Prosegue il lavoro del Comitato Tecnico Permanente nato nei mesi scorsi per accompagnare, insieme alle associazioni e ai rappresentanti del territorio, un percorso strutturato di tutela e valorizzazione della Riserva Naturale Orientata Fiume Ciane e Saline di Siracusa.
Sabato si è svolto il primo sopralluogo nell’area delle Saline, uno dei punti più fragili sotto il profilo dell’erosione costiera. L’incontro ha permesso a istituzioni, tecnici e realtà associative di verificare direttamente le criticità presenti e di condividere le prime valutazioni sulle possibili linee di intervento. Tra le priorità individuate: la salvaguardia della linea di costa originaria, il ripristino delle condizioni idrauliche delle Saline, la riattivazione del sistema dei canali per garantire la vita dell’ecosistema e dell’avifauna, oltre al controllo delle condizioni minime vitali del papiro con la rimozione dei canneti infestanti.
Nei prossimi giorni prenderà avvio l’approfondimento tecnico del progetto preliminare presentato dal Libero Consorzio, finanziabile con fondi regionali per 5 milioni di euro. Un incontro dedicato consentirà di analizzare nel dettaglio le soluzioni proposte, valutando la sostenibilità ambientale degli interventi e la loro piena compatibilità con le esigenze di tutela della riserva.
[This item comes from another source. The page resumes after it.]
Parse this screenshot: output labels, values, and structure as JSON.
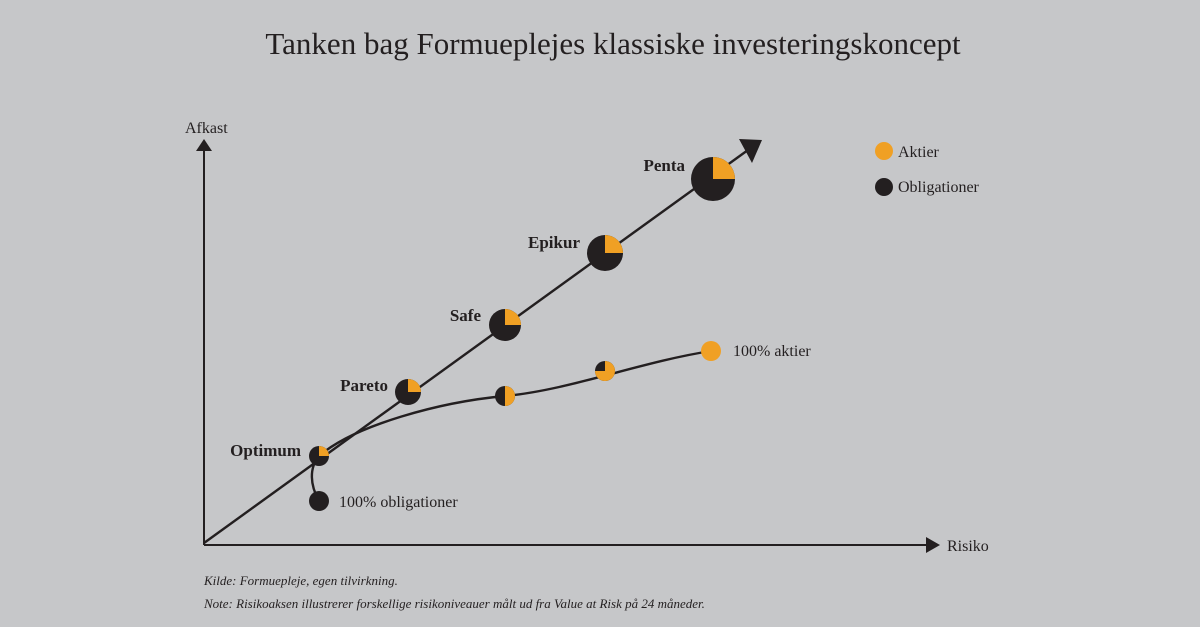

Un nuovo sopralluogo tecnico è previsto per il 14 marzo, con l’obiettivo di affiancare alla fase progettuale una verifica diretta sul campo e garantire un percorso di lavoro coordinato e responsabile.
«Continuiamo a operare con metodo, competenza e spirito di collaborazione – afferma il presidente del Libero Consorzio, Michelangelo Giansiracusa – consapevoli che la tutela della riserva Ciane–Saline richiede un impegno condiviso e costante.»